Читать «БЛАЖЕННЫЕ ПОХАБЫ» онлайн - страница 46

Сергей Аркадьевич Иванов

Как ни мало знаем мы о той культурной среде, в которой появился Симеон Эмесский, а вернее, сложился его культ, всё-таки он не выглядит теперь висящим совсем уж в воздухе. Да и всё сказанное в предыдущих главах должно, как представляется, закономерно подвести нас к выводу о том, что данный культ действительно существовал. А между тем именно это обстоятельство фактически игнорирует Д. Крюгер в своей монографии о Симеоне Юродивом . По его убеждению, образ эмесского юродивого нарисован Леонтием в качестве фантазии о «христианском Диогене». «Леонтий изображает Симеона как новейшего киника… Симеона оправдывает прецедент, так как в качестве литературного типа киники были интеллектуально и морально приемлемы для образованных христиан… Леонтий привлёк Диогена, чтобы оправдать Симеона» . Эта гипотеза выглядит странной : с одной стороны, юродство вызревало в культуре постепенно, и читатель жития Симеона должен был вспомнить скорее о Серапионе Синдоните, чем о Диогене; с другой же стороны (и это, как ни странно, признает сам Крюгер ), христианские авторитеты относились к Диогену в лучшем случае двусмысленно и, хваля его за презрение к царю Александру, порицали за всё остальное, то есть как раз за разнузданность поведения. «Кинизм бесконечно далёк от христианства», – писал в IV в. Евномий . «Диоген… подавал зрителям отвратительный пример», – вторит ему в V в. Феодорит . Использование Леонтием Неапольским, в рамках литературной игры, некоторых черт Диогена не вызывает сомнений , но они не могли служить оправданием для Симеона.
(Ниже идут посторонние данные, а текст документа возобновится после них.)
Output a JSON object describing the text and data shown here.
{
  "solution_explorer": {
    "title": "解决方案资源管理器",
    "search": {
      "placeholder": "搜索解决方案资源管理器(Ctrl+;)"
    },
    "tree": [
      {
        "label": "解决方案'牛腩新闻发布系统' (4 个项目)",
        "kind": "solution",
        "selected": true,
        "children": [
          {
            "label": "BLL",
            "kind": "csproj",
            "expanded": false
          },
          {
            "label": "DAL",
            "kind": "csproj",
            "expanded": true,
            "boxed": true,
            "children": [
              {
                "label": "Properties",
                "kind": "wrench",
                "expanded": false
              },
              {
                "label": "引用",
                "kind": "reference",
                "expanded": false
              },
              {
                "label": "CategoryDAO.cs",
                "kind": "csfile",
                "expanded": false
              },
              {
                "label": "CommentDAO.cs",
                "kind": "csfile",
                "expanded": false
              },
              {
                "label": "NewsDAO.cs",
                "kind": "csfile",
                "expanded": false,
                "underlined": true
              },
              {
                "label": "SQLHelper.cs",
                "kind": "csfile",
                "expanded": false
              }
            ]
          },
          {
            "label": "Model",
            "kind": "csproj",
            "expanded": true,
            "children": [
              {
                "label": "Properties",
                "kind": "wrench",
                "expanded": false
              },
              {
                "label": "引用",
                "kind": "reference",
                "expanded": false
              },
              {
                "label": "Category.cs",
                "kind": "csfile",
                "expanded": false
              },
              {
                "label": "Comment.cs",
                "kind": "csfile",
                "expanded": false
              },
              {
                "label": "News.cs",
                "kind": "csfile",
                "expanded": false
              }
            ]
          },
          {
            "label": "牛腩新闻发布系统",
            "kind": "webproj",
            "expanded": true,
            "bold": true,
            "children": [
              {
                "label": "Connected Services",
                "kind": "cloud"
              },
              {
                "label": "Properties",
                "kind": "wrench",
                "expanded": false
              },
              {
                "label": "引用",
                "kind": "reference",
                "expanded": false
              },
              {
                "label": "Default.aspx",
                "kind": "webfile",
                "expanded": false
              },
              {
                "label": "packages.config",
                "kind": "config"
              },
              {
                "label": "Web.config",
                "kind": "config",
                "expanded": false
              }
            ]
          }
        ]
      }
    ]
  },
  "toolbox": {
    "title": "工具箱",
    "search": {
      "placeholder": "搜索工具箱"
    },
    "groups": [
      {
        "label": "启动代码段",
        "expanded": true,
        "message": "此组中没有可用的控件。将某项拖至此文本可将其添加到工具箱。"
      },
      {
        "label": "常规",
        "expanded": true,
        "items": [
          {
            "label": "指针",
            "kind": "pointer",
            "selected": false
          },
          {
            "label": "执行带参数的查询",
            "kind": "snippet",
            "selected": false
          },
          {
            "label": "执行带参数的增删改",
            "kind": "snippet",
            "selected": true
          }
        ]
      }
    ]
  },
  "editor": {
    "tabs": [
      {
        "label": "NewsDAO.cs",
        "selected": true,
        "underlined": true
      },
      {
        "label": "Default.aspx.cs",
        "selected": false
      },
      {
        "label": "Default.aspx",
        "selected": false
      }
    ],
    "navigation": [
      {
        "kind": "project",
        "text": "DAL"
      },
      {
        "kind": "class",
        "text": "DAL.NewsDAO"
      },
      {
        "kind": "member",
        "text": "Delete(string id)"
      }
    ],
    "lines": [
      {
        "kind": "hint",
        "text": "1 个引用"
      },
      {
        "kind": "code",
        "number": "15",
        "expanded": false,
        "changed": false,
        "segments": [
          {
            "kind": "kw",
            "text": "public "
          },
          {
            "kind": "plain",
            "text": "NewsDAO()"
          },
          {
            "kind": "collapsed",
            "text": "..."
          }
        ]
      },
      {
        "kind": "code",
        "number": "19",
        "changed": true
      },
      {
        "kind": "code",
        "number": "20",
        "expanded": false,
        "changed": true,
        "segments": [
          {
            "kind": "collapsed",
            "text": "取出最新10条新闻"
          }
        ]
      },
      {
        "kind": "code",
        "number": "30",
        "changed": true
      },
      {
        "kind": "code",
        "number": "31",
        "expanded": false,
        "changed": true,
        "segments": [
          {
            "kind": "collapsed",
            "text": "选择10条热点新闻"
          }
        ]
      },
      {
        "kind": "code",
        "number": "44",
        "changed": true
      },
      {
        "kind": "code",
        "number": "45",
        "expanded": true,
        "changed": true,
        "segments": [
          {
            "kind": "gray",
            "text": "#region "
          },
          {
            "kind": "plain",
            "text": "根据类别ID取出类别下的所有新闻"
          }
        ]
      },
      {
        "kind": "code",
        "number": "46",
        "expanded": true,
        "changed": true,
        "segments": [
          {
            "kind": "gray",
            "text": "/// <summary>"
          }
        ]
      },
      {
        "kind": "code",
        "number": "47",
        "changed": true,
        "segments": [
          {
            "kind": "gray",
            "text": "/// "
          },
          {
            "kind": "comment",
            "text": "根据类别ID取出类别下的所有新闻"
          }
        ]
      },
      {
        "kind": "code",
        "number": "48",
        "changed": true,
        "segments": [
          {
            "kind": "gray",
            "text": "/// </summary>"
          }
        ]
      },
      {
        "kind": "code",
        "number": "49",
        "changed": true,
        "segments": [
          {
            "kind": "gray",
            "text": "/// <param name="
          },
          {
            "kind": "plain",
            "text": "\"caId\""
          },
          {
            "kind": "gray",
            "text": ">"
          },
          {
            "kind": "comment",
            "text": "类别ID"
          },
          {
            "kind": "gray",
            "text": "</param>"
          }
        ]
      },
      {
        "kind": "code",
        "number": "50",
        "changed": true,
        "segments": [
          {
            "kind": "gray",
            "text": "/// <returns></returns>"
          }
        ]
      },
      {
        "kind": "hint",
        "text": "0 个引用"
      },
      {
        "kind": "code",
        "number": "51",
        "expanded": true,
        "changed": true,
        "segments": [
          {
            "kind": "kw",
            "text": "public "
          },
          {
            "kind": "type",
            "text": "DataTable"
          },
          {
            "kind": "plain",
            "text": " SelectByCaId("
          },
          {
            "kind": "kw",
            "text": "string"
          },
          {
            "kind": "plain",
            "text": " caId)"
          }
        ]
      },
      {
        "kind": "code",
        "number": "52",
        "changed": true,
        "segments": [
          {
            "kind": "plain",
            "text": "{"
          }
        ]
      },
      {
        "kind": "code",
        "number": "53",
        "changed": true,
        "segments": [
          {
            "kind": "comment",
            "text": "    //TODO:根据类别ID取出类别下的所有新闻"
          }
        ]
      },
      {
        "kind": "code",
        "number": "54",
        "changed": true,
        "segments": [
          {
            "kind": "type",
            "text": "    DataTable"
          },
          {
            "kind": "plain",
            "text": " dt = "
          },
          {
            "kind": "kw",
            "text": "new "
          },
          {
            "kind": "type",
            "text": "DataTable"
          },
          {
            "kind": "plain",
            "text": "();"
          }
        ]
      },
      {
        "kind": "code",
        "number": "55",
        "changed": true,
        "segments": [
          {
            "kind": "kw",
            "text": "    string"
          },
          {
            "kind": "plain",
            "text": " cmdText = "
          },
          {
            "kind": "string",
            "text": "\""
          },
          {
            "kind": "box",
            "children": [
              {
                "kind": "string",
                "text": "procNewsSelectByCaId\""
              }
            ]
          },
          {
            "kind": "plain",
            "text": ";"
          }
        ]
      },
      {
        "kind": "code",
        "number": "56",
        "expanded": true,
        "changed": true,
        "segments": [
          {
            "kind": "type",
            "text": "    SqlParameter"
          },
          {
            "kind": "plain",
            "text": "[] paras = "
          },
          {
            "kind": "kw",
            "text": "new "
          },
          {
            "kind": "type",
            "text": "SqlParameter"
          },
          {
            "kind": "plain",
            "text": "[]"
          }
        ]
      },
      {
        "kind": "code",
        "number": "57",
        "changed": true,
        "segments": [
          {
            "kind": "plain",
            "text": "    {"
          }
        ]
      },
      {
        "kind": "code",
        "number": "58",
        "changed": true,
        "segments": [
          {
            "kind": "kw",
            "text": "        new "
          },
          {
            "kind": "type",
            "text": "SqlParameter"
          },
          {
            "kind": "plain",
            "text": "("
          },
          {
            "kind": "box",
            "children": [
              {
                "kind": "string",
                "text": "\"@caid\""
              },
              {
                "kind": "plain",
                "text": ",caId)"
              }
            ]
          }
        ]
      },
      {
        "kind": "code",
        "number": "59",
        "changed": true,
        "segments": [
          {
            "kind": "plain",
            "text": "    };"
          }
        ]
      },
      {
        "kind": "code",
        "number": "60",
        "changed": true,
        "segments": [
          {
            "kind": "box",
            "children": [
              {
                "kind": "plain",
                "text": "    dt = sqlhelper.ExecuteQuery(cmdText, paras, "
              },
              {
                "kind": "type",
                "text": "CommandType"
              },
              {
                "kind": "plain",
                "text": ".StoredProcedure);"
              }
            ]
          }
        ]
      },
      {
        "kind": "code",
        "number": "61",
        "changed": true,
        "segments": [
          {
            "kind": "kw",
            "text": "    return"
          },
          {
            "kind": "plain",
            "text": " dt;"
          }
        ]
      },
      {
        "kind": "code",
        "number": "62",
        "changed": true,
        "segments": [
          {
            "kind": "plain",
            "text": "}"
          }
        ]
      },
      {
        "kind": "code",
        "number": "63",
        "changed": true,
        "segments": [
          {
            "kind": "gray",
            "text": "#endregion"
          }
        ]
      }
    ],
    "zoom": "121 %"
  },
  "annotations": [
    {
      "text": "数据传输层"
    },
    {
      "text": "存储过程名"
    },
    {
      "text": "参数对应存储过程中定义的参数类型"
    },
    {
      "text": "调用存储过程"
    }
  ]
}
Да тот и не нуждался в оправданиях, тем более таких.

Ещё одним возможным источником жития Симеона мог быть мим , то есть грубоватое площадное представление с традиционными сюжетами и масками. Вспомним: пара молодых юродивых в Амиде, изображавшая мимов (см. с. 95), была одета в лоскутную одежду (по-сирийски -ruqe); когда Ефрем Сирин стал симулировать безумие (см. с. 17-18), он также облекся в -ruqe. Юродивые, как и мимы, получали «затрещины» (в обоих случаях употребляется оборот κατά κόρρης ραπίσματα. Греческий глагол παίζαν («играть») равно приложим к действиям мима и юродивого, который также играл свою роль в нелепом, с его точки зрения, театре земной жизни. Видимо, и внешнее сходство между ними могло быть весьма велико . Но при этом мы не должны забывать, что, в отличие от западного придворного шута, обладавшего некоторым иммунитетом, византийский мим был всеми презираем; фактически он принадлежал как бы к «не прикасаемым» , и юродивый надевал личину мима не для того, чтобы свободнее говорить правду (да в Византии эта личина и не спасла бы правдолюбца), а чтобы полнее испить чашу унижения.